Top Arkansas Nursing Schools, Colleges & Degree Programs
Arkansas is currently experiencing a near critical nursing shortage. There are many reasons as to why this is happening and it is incredibly important that something be done to address these issues. At present, some 12% of the required nursing positions in Arkansas are vacant. Additionally, according to the U.S. Bureau of Labor Statistics the shortage will grow exponentially over the next few years. By 2015, the nursing shortage is projected to reach 24%, and it is believed that this will grow to 34% by 2020 if current trends continue.
As in all states, a number of factors are contributing to this shortage. Firstly, the population is aging and facing increasingly complex health needs. Secondly, the workforce itself is approaching, or has gone past, retirement age. As a result, the current workforce – which is already insufficient – will dwindle even more.
One particular reason why Arkansas is experiencing such a severe shortage so quickly is due to the crack down on “fast track work permits.” Much of the nursing workforce in the state had been filled with nurses from India, China and the Philippines, which is no longer possible. Although foreign workers are still attracted to positions in Arkansas, getting their work permits is now taking a much longer time.
There is a very significant need for nurse educators in Arkansas as well. Some 633 qualified applicants to nursing programs have had to be turned away, as there was no staff available to educate them. Additionally, only 5.7% of the current workforce is made up of Advanced Practice Registered Nurses, who have master’s degree qualifications. Arkansas is also home to some 94 medically underserved areas, affecting 65.79% of the population.
The average salary of a registered nurse in Arkansas currently stands at $68,000, which is on par with the national average. However, the exact salary will vary greatly depending on where in the state a nurse works and what her specialization is. The highest demand is in Nurse Educator positions, followed by Clinical Nurse Manager, First Assistant, Radiology, Renal Dialysis and Cardiovascular Operating.
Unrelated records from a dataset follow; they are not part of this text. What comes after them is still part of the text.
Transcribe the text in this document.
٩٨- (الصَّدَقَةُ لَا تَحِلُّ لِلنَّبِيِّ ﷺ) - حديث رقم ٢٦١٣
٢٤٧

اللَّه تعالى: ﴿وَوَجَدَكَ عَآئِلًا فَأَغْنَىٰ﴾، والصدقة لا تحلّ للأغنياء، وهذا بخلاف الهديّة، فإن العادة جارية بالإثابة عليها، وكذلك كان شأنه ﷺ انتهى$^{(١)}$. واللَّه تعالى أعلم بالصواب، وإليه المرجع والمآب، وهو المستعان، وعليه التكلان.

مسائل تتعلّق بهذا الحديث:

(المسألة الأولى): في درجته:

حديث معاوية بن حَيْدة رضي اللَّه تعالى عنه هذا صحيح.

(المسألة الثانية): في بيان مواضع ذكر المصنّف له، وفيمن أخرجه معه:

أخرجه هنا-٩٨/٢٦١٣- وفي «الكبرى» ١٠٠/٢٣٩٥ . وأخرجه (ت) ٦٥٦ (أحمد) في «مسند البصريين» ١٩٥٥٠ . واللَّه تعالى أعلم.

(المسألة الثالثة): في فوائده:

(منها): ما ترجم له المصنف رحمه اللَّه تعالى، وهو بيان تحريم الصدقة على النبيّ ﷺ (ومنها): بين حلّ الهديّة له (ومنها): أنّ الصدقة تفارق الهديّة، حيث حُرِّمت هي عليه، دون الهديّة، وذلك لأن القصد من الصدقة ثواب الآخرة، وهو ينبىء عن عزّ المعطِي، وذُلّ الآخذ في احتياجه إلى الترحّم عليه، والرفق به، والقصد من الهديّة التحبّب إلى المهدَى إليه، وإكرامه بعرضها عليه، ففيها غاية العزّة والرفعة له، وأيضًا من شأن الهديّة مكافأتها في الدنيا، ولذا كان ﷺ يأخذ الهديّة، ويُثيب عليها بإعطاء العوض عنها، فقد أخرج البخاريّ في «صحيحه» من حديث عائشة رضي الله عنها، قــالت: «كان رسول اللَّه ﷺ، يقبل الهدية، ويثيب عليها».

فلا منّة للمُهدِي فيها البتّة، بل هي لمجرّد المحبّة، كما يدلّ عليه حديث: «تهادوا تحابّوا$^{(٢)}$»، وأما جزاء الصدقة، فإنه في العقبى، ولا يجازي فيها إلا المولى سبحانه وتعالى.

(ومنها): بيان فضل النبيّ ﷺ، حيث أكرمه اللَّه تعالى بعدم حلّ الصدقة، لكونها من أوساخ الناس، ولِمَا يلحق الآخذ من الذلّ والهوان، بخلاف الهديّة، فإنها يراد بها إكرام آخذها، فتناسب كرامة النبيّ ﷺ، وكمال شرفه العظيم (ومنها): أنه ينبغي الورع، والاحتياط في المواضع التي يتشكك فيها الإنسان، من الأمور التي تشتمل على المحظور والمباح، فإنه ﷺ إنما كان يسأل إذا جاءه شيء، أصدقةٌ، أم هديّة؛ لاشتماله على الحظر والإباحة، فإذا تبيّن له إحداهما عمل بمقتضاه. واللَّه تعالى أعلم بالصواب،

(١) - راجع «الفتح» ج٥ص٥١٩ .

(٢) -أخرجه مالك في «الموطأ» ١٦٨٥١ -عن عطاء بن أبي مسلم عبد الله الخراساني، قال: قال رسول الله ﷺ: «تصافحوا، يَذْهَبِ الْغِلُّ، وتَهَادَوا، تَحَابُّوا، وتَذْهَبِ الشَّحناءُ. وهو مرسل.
As in all states, the highest demand is for nurses who are educated to the master’s degree level. Nevertheless, various opportunities also exist for those with a bachelor’s degree, particularly if they are committed to their continuous professional education. Both federal and state governments are making concerted efforts to address the nursing shortage in Arkansas, making it an incredibly interesting field of work for students who are still deciding on what course to take.